16 November 2013

Dahlberg Daisy, thymophylla tenuiloba, is Golden Fleece, Tiny Tim, etc.

This little member of the Asteraceae family is in the Genus Thymophylla and the species is named tenuiloba. It is also called Bristle leaf, Pricklyleaf, Dogweed, Fe, Dyssodia tenuiloba, Dyssodia tenuiloba var. tenuiloba and Thymophylla tenuiloba var. tenuiloba.  



A friend in Phoenix harvested seeds from his plants and sent some so of course I planted them in the shed in a celltray under lights, and they are popping up. 

Dahlberg Daisies popping up with seed attached

The leaves release a  lemony scent when crushed.
Hardy in zones 4 to 11, the stems only reach 6 to 11 inches and a foot at maximum height. But they are covered with 1-inch, scented, yellow flowers in July and August. Usually Dahlberg Daisies are grown as a groundcover, planted between pavers and in rock gardens. The leaves are fern-like.
 Dahlberg Daisy's North and Central American relatives include a few annuals, perennials and biennials that want lots of sun and average, well-drained ground, needing very little water. Too much water will cause root rot.

Outsidepride.com seeds$5 for 5,000
Rob's Plants calls them a must have. They can be cute in hanging baskets and window boxes.  

Iowa State has these germination tips 

1. Fill a seed starter tray with soilless potting mix to the brim by hand. Do not pack the soilless mix, it should be light and fluffy. Use a seed starter tray that has 2-inch-deep individual cells.

2. Place three Dahlberg daisy seeds in the center of each individual cell, picking them up with tweezers and setting them directly on top of the soilless mix. Dahlberg daisy seeds are tiny, so you can sow them on top of the soil.

 3. Water each planted cell with a spray bottle set to a fine mist, until the soil is evenly moist, but not saturated. Water directly after planting and at least once a day after that. Do not let the soil dry out during the germination process.

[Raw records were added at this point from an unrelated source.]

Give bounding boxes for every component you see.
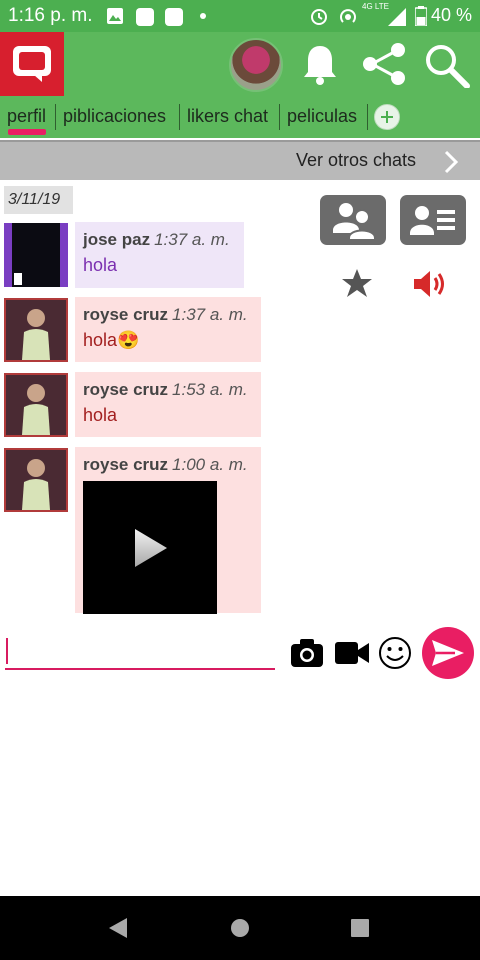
message-bubble[interactable]: royse cruz 1:00 a. m. [75, 447, 261, 614]
status-time: 1:16 p. m. [8, 5, 93, 26]
volume-icon[interactable] [412, 268, 448, 300]
recent-apps-icon[interactable] [350, 918, 370, 938]
avatar-photo [6, 450, 66, 510]
app-bar [0, 32, 480, 96]
date-chip: 3/11/19 [4, 186, 73, 214]
battery-icon [415, 6, 427, 26]
chevron-right-icon [444, 150, 458, 174]
message-bubble[interactable]: jose paz 1:37 a. m. hola [75, 222, 244, 288]
tab-piblicaciones[interactable]: piblicaciones [63, 96, 166, 138]
alarm-icon [311, 9, 327, 25]
camera-icon[interactable] [290, 638, 324, 668]
text-cursor [6, 638, 8, 664]
contact-card-icon [410, 206, 455, 235]
sender-avatar[interactable] [4, 298, 68, 362]
app-logo[interactable] [0, 32, 64, 96]
battery-percent: 40 % [430, 5, 472, 25]
video-camera-icon[interactable] [334, 640, 370, 666]
emoji-icon[interactable] [378, 636, 412, 670]
active-tab-indicator [8, 129, 46, 135]
play-icon [135, 529, 167, 567]
more-notifications-dot-icon [200, 13, 206, 19]
signal-icon [388, 8, 406, 26]
message-text: hola [83, 255, 118, 275]
other-chats-label: Ver otros chats [295, 150, 416, 170]
avatar-photo [6, 300, 66, 360]
message-sender-name: royse cruz [83, 305, 169, 324]
message-bubble[interactable]: royse cruz 1:37 a. m. hola😍 [75, 297, 261, 362]
home-icon[interactable] [230, 918, 250, 938]
tab-bar: perfil piblicaciones likers chat pelicul… [0, 96, 480, 138]
tab-separator [179, 104, 180, 130]
message-time: 1:53 a. m. [172, 380, 248, 399]
message-sender-name: royse cruz [83, 380, 169, 399]
system-navigation-bar [0, 896, 480, 960]
search-icon[interactable] [423, 42, 471, 88]
message-time: 1:37 a. m. [172, 305, 248, 324]
app-notification-icon [136, 8, 154, 26]
hotspot-icon [340, 9, 356, 23]
tab-likers-chat[interactable]: likers chat [187, 96, 268, 138]
tab-peliculas[interactable]: peliculas [287, 96, 357, 138]
add-tab-plus-icon[interactable] [374, 104, 400, 130]
share-icon[interactable] [360, 42, 408, 86]
image-notification-icon [107, 8, 123, 24]
back-icon[interactable] [108, 917, 128, 939]
status-bar: 1:16 p. m. 4G LTE 40 % [0, 0, 480, 32]
message-time: 1:00 a. m. [172, 455, 248, 474]
other-chats-bar[interactable]: Ver otros chats [0, 140, 480, 180]
bell-icon[interactable] [300, 42, 340, 86]
tab-separator [55, 104, 56, 130]
message-input[interactable] [5, 632, 275, 670]
star-icon[interactable] [341, 268, 373, 298]
sender-avatar[interactable] [4, 223, 68, 287]
avatar-photo [14, 273, 22, 285]
sender-avatar[interactable] [4, 448, 68, 512]
network-type-label: 4G LTE [362, 2, 389, 11]
message-text: hola [83, 405, 118, 425]
app-notification-icon-2 [165, 8, 183, 26]
tab-separator [367, 104, 368, 130]
video-thumbnail[interactable] [83, 481, 217, 614]
message-bubble[interactable]: royse cruz 1:53 a. m. hola [75, 372, 261, 437]
tab-separator [279, 104, 280, 130]
send-icon [432, 640, 464, 666]
avatar-photo [6, 375, 66, 435]
sender-avatar[interactable] [4, 373, 68, 437]
message-sender-name: royse cruz [83, 455, 169, 474]
message-sender-name: jose paz [83, 230, 151, 249]
group-users-icon [333, 203, 376, 240]
message-time: 1:37 a. m. [154, 230, 230, 249]
chat-bubble-icon [13, 46, 51, 82]
message-text: hola😍 [83, 330, 140, 350]
contact-card-button[interactable] [400, 195, 466, 245]
group-users-button[interactable] [320, 195, 386, 245]
send-button[interactable] [422, 627, 474, 679]
profile-avatar[interactable] [229, 38, 283, 92]
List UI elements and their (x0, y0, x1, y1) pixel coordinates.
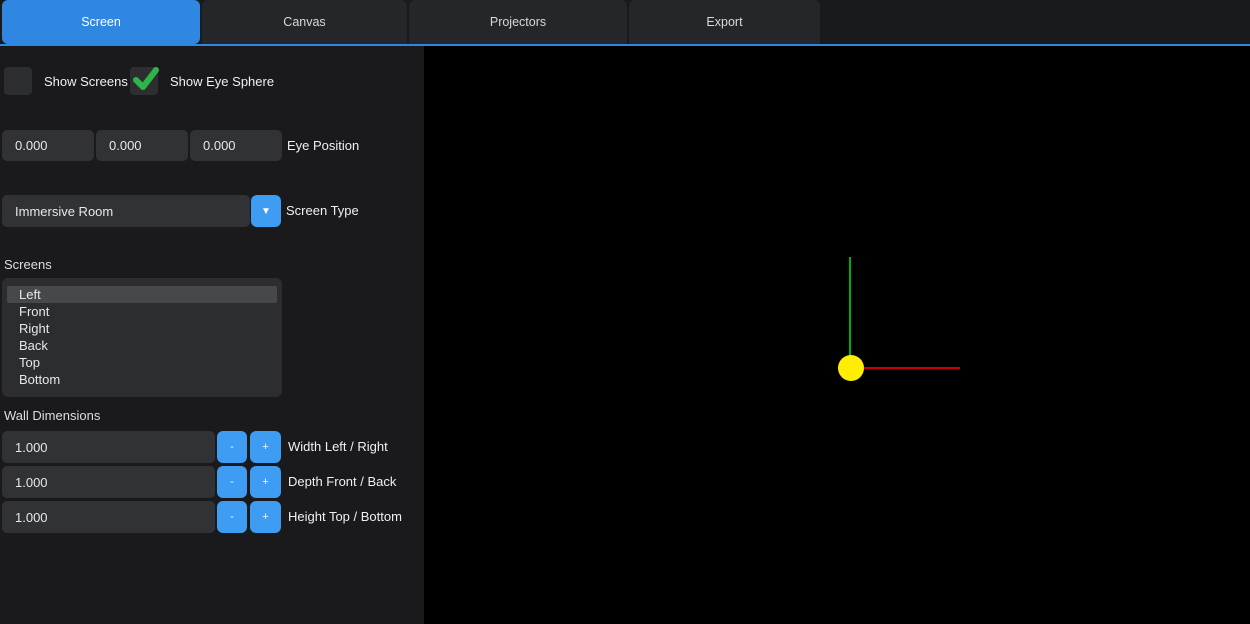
tab-bar: Screen Canvas Projectors Export (0, 0, 1250, 44)
settings-panel: Show Screens Show Eye Sphere Eye Positio… (0, 46, 424, 624)
viewport-3d[interactable] (424, 46, 1250, 624)
list-item-bottom[interactable]: Bottom (7, 371, 277, 388)
eye-position-z-input[interactable] (190, 130, 282, 161)
show-eye-sphere-label: Show Eye Sphere (170, 74, 274, 90)
height-label: Height Top / Bottom (288, 509, 402, 525)
origin-sphere (838, 355, 864, 381)
depth-increment-button[interactable]: + (250, 466, 281, 498)
tab-export[interactable]: Export (629, 0, 820, 44)
list-item-back[interactable]: Back (7, 337, 277, 354)
show-eye-sphere-checkbox[interactable] (130, 67, 158, 95)
chevron-down-icon: ▼ (261, 206, 271, 217)
height-increment-button[interactable]: + (250, 501, 281, 533)
eye-position-label: Eye Position (287, 138, 359, 154)
width-input[interactable] (2, 431, 215, 463)
x-axis-line (851, 367, 960, 369)
show-screens-label: Show Screens (44, 74, 128, 90)
screens-list: Left Front Right Back Top Bottom (2, 278, 282, 397)
screen-type-label: Screen Type (286, 203, 359, 219)
tab-screen[interactable]: Screen (2, 0, 200, 44)
eye-position-x-input[interactable] (2, 130, 94, 161)
height-input[interactable] (2, 501, 215, 533)
screen-type-value[interactable]: Immersive Room (2, 195, 250, 227)
y-axis-line (849, 257, 851, 368)
list-item-top[interactable]: Top (7, 354, 277, 371)
width-label: Width Left / Right (288, 439, 388, 455)
wall-dimensions-section-label: Wall Dimensions (4, 409, 100, 423)
eye-position-y-input[interactable] (96, 130, 188, 161)
width-increment-button[interactable]: + (250, 431, 281, 463)
width-decrement-button[interactable]: - (217, 431, 247, 463)
tab-projectors[interactable]: Projectors (409, 0, 627, 44)
list-item-front[interactable]: Front (7, 303, 277, 320)
tab-canvas[interactable]: Canvas (202, 0, 407, 44)
depth-decrement-button[interactable]: - (217, 466, 247, 498)
screen-type-dropdown-button[interactable]: ▼ (251, 195, 281, 227)
height-decrement-button[interactable]: - (217, 501, 247, 533)
screens-section-label: Screens (4, 258, 52, 272)
depth-input[interactable] (2, 466, 215, 498)
depth-label: Depth Front / Back (288, 474, 396, 490)
show-screens-checkbox[interactable] (4, 67, 32, 95)
list-item-left[interactable]: Left (7, 286, 277, 303)
list-item-right[interactable]: Right (7, 320, 277, 337)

 4. Set the planted starter tray in a spot with daytime air temperatures of 75 to 80 F and eight hours of bright, direct sun per day, such as a south-facing window, directly after the first watering. Nighttime temperatures should not fall below 65 F. The seeds should sprout in around 14 days.

OutsidePride says, "Dahlberg Daisy Golden Fleece is normally treated as an annual, but sometimes survives for a second or third season in frost free areas. Start the Dahlberg Daisy seeds indoors 8 - 10 weeks before the end of frost season. Sow the ground cover seeds on the soil surface and press them in. Keep the seeds moist until germination occurs. Transplant the Dahlbery Daisy plants outdoors once frost season is over. Dahlberg Daisy Thymophylla is used as a spring and summer ground cover plant for masses of color. It is good where a low edging is needed, providing color for several months. Dahlberg Daisy Golden Fleece also makes an excellent showing in a porch planter or a hanging basket. It blooms for several months, but flowers best in late summer when temperatures begin to cool a bit. Dahlberg Daisies are quite tolerant of dry conditions and suffer during periods of high rainfall and humidity."

In North Dakota, they plan up to 16-weeks between seed-starting and planting out. If that's accurate for our area, I'm actually on time with something for a change!